It was truly a free agent frenzy for the Panthers. An unprecedented stretch of signings occurred in less than 24 hours, as Carolina secured a new left tackle, a new safety, two new wide receivers, a nickel cornerback and a Hall of Fame defensive end.
With several needs addressed, let’s take a look at where things stand for the Panthers as the league begins zeroing in on draft day.
Offensive line: Former Viking Matt Kalil is Carolina’s answer to its lingering left tackle question. The 27-year-old former No. 4 overall pick and younger brother of longtime center Ryan Kalil signed a five-year deal as he looks to jumpstart his career.
If Michael Oher, who missed most of last season with a concussion, returns to full strength, the Panthers would slot him in at right tackle. Oher has worked at left tackle since coming to Carolina in 2015, but he has spent half of his career at right tackle.

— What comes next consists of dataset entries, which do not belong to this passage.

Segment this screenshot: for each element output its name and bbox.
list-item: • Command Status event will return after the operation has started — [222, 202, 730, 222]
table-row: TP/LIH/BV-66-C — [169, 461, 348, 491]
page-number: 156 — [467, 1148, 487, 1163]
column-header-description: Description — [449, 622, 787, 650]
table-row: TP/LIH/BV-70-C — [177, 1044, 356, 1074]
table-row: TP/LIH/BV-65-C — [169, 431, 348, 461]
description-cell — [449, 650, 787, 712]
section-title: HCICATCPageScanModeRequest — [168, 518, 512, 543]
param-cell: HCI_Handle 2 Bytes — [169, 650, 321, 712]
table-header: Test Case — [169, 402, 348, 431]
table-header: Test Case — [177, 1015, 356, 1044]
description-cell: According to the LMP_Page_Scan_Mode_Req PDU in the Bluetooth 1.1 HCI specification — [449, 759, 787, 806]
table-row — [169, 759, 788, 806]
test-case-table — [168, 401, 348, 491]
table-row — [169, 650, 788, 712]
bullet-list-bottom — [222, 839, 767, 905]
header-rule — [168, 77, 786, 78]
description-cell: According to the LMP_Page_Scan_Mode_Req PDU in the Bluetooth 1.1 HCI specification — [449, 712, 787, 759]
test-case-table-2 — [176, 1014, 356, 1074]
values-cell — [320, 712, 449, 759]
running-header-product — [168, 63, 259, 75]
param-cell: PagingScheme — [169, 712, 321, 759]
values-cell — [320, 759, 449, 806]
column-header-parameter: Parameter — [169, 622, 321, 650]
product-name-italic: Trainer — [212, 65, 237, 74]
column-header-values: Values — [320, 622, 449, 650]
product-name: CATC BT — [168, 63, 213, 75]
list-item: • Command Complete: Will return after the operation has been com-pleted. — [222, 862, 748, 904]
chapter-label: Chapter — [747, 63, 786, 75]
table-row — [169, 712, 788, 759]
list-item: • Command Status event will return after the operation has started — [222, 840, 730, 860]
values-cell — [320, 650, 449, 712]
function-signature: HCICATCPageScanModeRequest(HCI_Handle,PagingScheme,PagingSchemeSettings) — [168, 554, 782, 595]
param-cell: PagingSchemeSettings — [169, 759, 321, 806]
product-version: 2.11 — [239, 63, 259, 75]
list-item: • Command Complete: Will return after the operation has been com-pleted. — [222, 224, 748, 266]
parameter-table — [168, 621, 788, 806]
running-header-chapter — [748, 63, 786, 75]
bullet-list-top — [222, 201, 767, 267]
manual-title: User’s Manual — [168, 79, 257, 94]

“If we can get him back healthy, he and my brother would be a pretty nice bookends for an O-line,” Ryan Kalil said.
Daryl Williams, a former fourth-round pick entering his third season, is next in line. With Mike Remmers off to Minnesota as a free agent, the Panthers could bring in another tackle for depth via the draft. There isn’t a lot of first-round talent in this year’s class, but Carolina might find a developmental prospect in the middle rounds.
Running back: Jonathan Stewart, Fozzy Whittaker and Cameron Artis-Payne are back in tow, and with this being such a deep running back class, the Panthers are expected to add another one in the draft. General manager Dave Gettleman spoke to that at the NFL Combine.
“This is a deep running back group. We know that,” Gettleman said. “You’ve got to evaluate the film and get the whole picture of every individual running back. Then you talk about fit, and we’ll go from there.”
The first round is a possibility, especially if Leonard Fournette is still on the board when Carolina is on the clock at No. 8. But there are numerous examples of productive NFL running backs coming from the middle rounds. The Panthers will have a lot of intriguing options to choose from.
Pass catchers: The Panthers lost wide receiver Ted Ginn, Jr. to the Saints, but Russell Shepard and Charles Johnson were brought in. Shepard brings energy and toughness. Johnson brings speed, something Carolina needed once Ginn bolted.
Carolina wants more production from the slot, and the draft offers a variety of prospects that could fit the bill.
And although Carolina already has one of the premier tight ends in Greg Olsen, this is a great draft to identify a skilled tight end to pair with the All-Pro veteran.
Defensive line: After tagging Kawann Short and re-signing Kyle Love, the Panthers are set at defensive tackle. Defensive ends Charles Johnson, Mario Addison and Wes Horton all re-signed, and of course, Julius Peppers decided to come home.
Former second-round pick Kony Ealy was traded ahead of his fourth season, and it would make a lot of sense for Carolina to add a young edge rusher. As far as Round One is concerned, Solomon Thomas, Derek Barnett and Taco Charlton are the names that have been connected to Carolina most often.
Defensive backs: Captain Munnerlyn’s return shores up the nickel spot, and newly signed veteran safety Mike Adams is primed and ready to compete with Tre Boston for the starting job alongside Kurt Coleman.
The draft offers two consensus top-10 talents at safety in Jamal Adams and Malik Hooker – players to keep an eye on – and then there are the corners.
“There is all kinds of depth to this corner draft,” NFL Network draft analyst Mike Mayock said. “You can go three or four rounds deep and find potential starters.”
Carolina drafted three cornerbacks last year, and two of them – James Bradberry and Daryl Worley – are entering 2017 as the starters on the outside. The rest of the cornerback depth chart consists of Zack Sanchez, Lou Young, Tyler Patmon and Jeff Richards – a group with three combined starts in the NFL. That said, the opportunity is there for another rookie cornerback to make an impact.